COMENSALES DEL RESUCITADO

«Dios lo resucitó al tercer día y nos lo hizo ver, no a todo el pueblo, sino a los testigos que él había designado: a nosotros, que hemos comido y bebido con él después de su resurrección». Son las palabras de Simón Pedro a Cornelio, en Cesarea del Mar, cuando la Iglesia daba sus primeros pasos en la historia.

La muerte de Jesús, en tiempos de Poncio Pilato, fue un acontecimiento público, histórico, accesible a todos los habitantes de Jerusalén durante una fiesta de Pascua hace ya casi dos mil años.

En cambio, la resurrección fue un acontecimiento oculto, del que nadie fue testigo. Se trata de un hecho histórico: el sepulcro está vacío; pero se trata también de un acontecimiento que desborda la historia, definitivo, escatológico: su cuerpo es glorioso y a sus conocidos les cuesta reconocerlo; él ya no muere más, vive para siempre.
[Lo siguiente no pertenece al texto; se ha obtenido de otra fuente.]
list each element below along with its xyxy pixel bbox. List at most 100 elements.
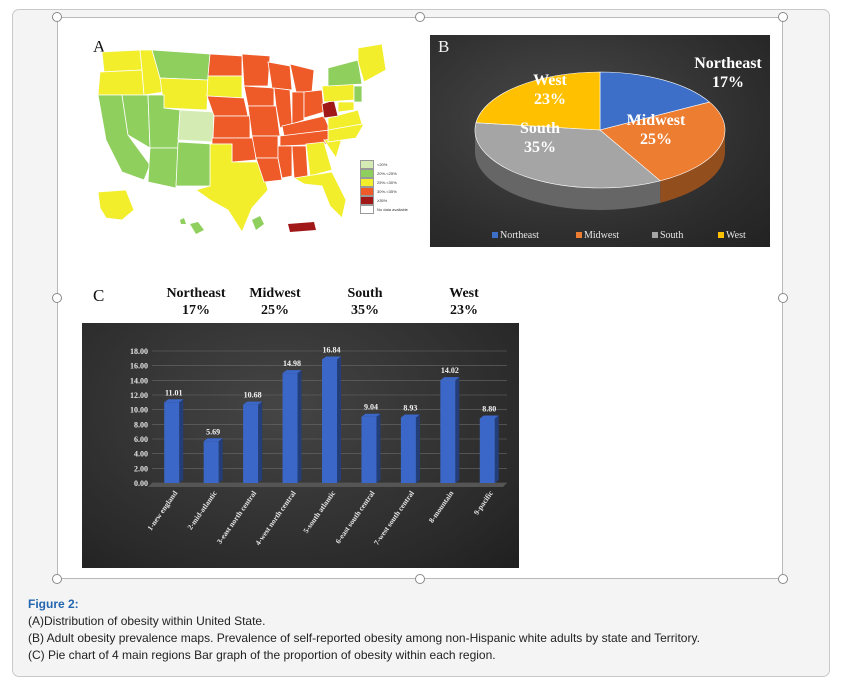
panel-c-label: C [93, 286, 105, 305]
bar-value-label: 9.04 [364, 403, 378, 412]
x-category-label: 6-east south central [333, 489, 376, 545]
y-tick-label: 18.00 [130, 347, 148, 356]
panel-b-pie-chart: B Northeast 17% Midwest 25% South 35% West 23% N… [430, 35, 770, 247]
map-legend: <20% 20%-<25% 25%-<30% 30%-<35% ≥35% No … [360, 160, 424, 214]
bar-value-label: 14.02 [441, 366, 459, 375]
legend-swatch [360, 187, 374, 196]
pie-label-name: West [533, 72, 567, 89]
x-category-label: 9-pacific [472, 488, 496, 516]
panel-b-label: B [438, 37, 450, 56]
map-region-new-england [357, 43, 387, 83]
map-region-michigan [289, 63, 315, 93]
bar-side [258, 401, 263, 483]
map-legend-item: 25%-<30% [360, 178, 424, 187]
bar-value-label: 16.84 [323, 346, 341, 355]
bar-chart-svg: 0.00 2.00 4.00 6.00 8.00 10.00 12.00 14.00 16.00… [130, 346, 507, 547]
map-region-islands-green [252, 216, 264, 230]
bar-top [400, 414, 420, 418]
map-region-alaska [97, 189, 135, 221]
bar-5-south atlantic [322, 359, 337, 483]
chart-floor [148, 483, 507, 487]
map-region-alabama [291, 145, 309, 179]
y-tick-label: 6.00 [134, 435, 148, 444]
pie-chart-svg: Northeast 17% Midwest 25% South 35% West 23% Nor… [474, 55, 762, 241]
y-tick-label: 0.00 [134, 479, 148, 488]
bar-top [203, 438, 223, 442]
pie-label-value: 23% [534, 91, 566, 108]
y-tick-label: 14.00 [130, 376, 148, 385]
pie-legend-swatch [576, 232, 582, 238]
map-region-south-dakota [206, 75, 243, 99]
legend-label: 20%-<25% [377, 171, 397, 176]
bar-value-label: 10.68 [244, 391, 262, 400]
region-header-name: Northeast [166, 286, 225, 301]
bar-9-pacific [479, 418, 495, 483]
bar-8-mountain [440, 380, 456, 483]
bar-top [479, 415, 499, 419]
panel-c-bar-chart: 0.00 2.00 4.00 6.00 8.00 10.00 12.00 14.00 16.00… [82, 323, 519, 568]
pie-legend-label: Northeast [500, 230, 539, 241]
pie-label-value: 35% [524, 139, 556, 156]
map-region-pennsylvania [321, 83, 355, 103]
region-header-name: Midwest [249, 286, 301, 301]
pie-label-value: 25% [640, 131, 672, 148]
map-region-maryland [337, 101, 355, 113]
map-region-kansas [212, 115, 251, 139]
bar-side [179, 399, 184, 483]
bar-top [164, 399, 184, 403]
map-region-wyoming [159, 77, 209, 111]
pie-slice-south [474, 122, 661, 189]
bar-side [218, 438, 223, 483]
map-region-new-york [327, 59, 363, 87]
resize-handle-top-middle[interactable] [415, 12, 425, 22]
resize-handle-bottom-middle[interactable] [415, 574, 425, 584]
map-legend-item: 30%-<35% [360, 187, 424, 196]
x-category-label: 4-west north central [253, 489, 297, 547]
region-header-pct: 35% [351, 303, 379, 318]
region-header-name: South [347, 286, 382, 301]
resize-handle-top-right[interactable] [778, 12, 788, 22]
pie-legend-swatch [718, 232, 724, 238]
pie-label-name: Midwest [627, 112, 686, 129]
bar-value-label: 8.93 [403, 404, 417, 413]
legend-swatch [360, 205, 374, 214]
map-region-indiana [291, 91, 305, 125]
legend-label: 30%-<35% [377, 189, 397, 194]
map-region-mississippi [277, 145, 293, 179]
pie-label-value: 17% [712, 74, 744, 91]
map-region-nebraska [206, 95, 249, 117]
bar-3-east north central [243, 404, 259, 483]
map-region-washington [101, 49, 143, 73]
map-legend-item: 20%-<25% [360, 169, 424, 178]
bar-side [376, 413, 381, 483]
resize-handle-middle-left[interactable] [52, 293, 62, 303]
map-legend-item: ≥35% [360, 196, 424, 205]
bar-side [455, 377, 460, 483]
bar-value-label: 14.98 [283, 359, 301, 368]
resize-handle-top-left[interactable] [52, 12, 62, 22]
us-obesity-map [97, 43, 387, 234]
x-category-label: 7-west south central [372, 489, 416, 547]
pie-legend-label: West [726, 230, 746, 241]
map-region-louisiana [255, 157, 283, 183]
bar-side [494, 415, 499, 483]
resize-handle-middle-right[interactable] [778, 293, 788, 303]
bar-top [282, 370, 302, 374]
caption-line-a: (A)Distribution of obesity within United… [28, 614, 266, 628]
pie-legend-label: Midwest [584, 230, 619, 241]
map-region-minnesota [241, 53, 271, 87]
map-region-colorado [177, 109, 215, 143]
map-region-florida [292, 171, 347, 219]
x-category-label: 8-mountain [427, 488, 456, 524]
bar-top [361, 413, 381, 417]
map-region-oregon [97, 69, 145, 96]
resize-handle-bottom-left[interactable] [52, 574, 62, 584]
pie-label-name: Northeast [694, 55, 762, 72]
x-category-label: 5-south atlantic [301, 488, 337, 535]
map-region-ohio [303, 89, 325, 119]
map-region-missouri [247, 105, 281, 137]
pie-slice-northeast [599, 71, 711, 131]
region-header-pct: 17% [182, 303, 210, 318]
y-tick-label: 2.00 [134, 464, 148, 473]
resize-handle-bottom-right[interactable] [778, 574, 788, 584]
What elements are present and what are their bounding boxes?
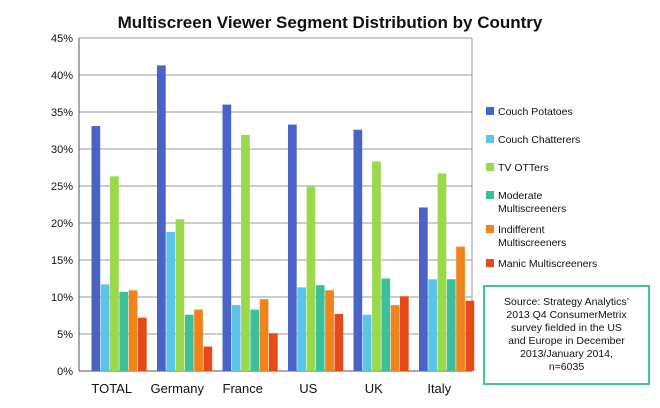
bar	[353, 129, 363, 371]
bar	[381, 278, 391, 371]
bar	[250, 309, 260, 371]
bar	[437, 173, 447, 371]
legend-label: Moderate Multiscreeners	[498, 190, 566, 215]
y-tick-label: 15%	[51, 255, 73, 267]
y-axis-ticks: 0% 5% 10% 15% 20% 25% 30% 35% 40% 45%	[51, 33, 73, 378]
bar	[456, 246, 465, 371]
x-category-label: France	[223, 381, 263, 396]
y-tick-label: 30%	[51, 144, 73, 156]
bar	[157, 65, 166, 371]
legend-label: Indifferent Multiscreeners	[498, 224, 566, 249]
bar	[297, 287, 306, 371]
bar	[175, 219, 185, 371]
bar	[241, 134, 250, 371]
legend-label: Manic Multiscreeners	[498, 258, 597, 270]
y-tick-label: 10%	[51, 292, 73, 304]
legend-swatch	[486, 259, 494, 267]
legend-swatch	[486, 135, 494, 143]
y-tick-label: 5%	[57, 329, 73, 341]
legend-swatch	[486, 225, 494, 233]
y-tick-label: 40%	[51, 70, 73, 82]
bar	[128, 290, 138, 371]
bar	[325, 290, 334, 371]
bar	[231, 305, 241, 371]
bar	[315, 285, 325, 371]
bar	[110, 176, 119, 371]
y-tick-label: 35%	[51, 107, 73, 119]
chart-title: Multiscreen Viewer Segment Distribution …	[118, 13, 543, 32]
bar	[446, 279, 456, 371]
x-category-label: Germany	[151, 381, 205, 396]
bar	[306, 186, 316, 371]
y-tick-label: 45%	[51, 33, 73, 45]
bar	[166, 231, 175, 371]
bar	[288, 124, 297, 371]
x-axis-categories: TOTAL Germany France US UK Italy	[91, 381, 451, 396]
x-category-label: US	[299, 381, 317, 396]
legend-label: Couch Potatoes	[498, 106, 573, 118]
source-note-text: Source: Strategy Analytics’ 2013 Q4 Cons…	[504, 296, 629, 373]
bar	[419, 207, 428, 371]
bar	[203, 346, 213, 371]
bar	[390, 305, 400, 371]
bar	[465, 300, 475, 371]
source-note: Source: Strategy Analytics’ 2013 Q4 Cons…	[483, 285, 650, 385]
y-tick-label: 25%	[51, 181, 73, 193]
legend: Couch Potatoes Couch Chatterers TV OTTers M…	[486, 106, 597, 270]
bar	[259, 299, 269, 371]
bar	[428, 279, 437, 371]
bar	[400, 296, 409, 371]
bar	[184, 314, 194, 371]
bars	[91, 65, 475, 371]
bar	[334, 314, 344, 371]
bar	[91, 126, 101, 371]
legend-swatch	[486, 191, 494, 199]
bar	[119, 291, 129, 371]
legend-label: TV OTTers	[498, 162, 549, 174]
grid	[78, 37, 473, 372]
legend-swatch	[486, 163, 494, 171]
x-category-label: TOTAL	[91, 381, 132, 396]
x-category-label: Italy	[427, 381, 451, 396]
y-tick-label: 0%	[57, 366, 73, 378]
bar	[362, 314, 372, 371]
bar	[138, 317, 147, 371]
bar	[100, 284, 110, 371]
y-tick-label: 20%	[51, 218, 73, 230]
bar	[222, 104, 232, 371]
legend-label: Couch Chatterers	[498, 134, 580, 146]
x-category-label: UK	[365, 381, 383, 396]
bar	[372, 161, 381, 371]
bar	[194, 309, 203, 371]
legend-swatch	[486, 107, 494, 115]
bar	[269, 333, 278, 371]
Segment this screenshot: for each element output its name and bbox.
Según los textos del Nuevo Testamento, junto al hecho sepulcro vacío, el gran signo de la resurrección son las apariciones del Maestro a muchos de sus discípulos.

¿Por qué no fue su resurrección un acontecimiento público, visible? De esta manera, el Crucificado habría reivindicado su inocencia y sus pretensiones como Hijo de Dios. Pero, de haber sido así, la historia ya habría terminado: el mundo no tendría más remedio que rendirse a los pies del Hombre nuevo y definitivo.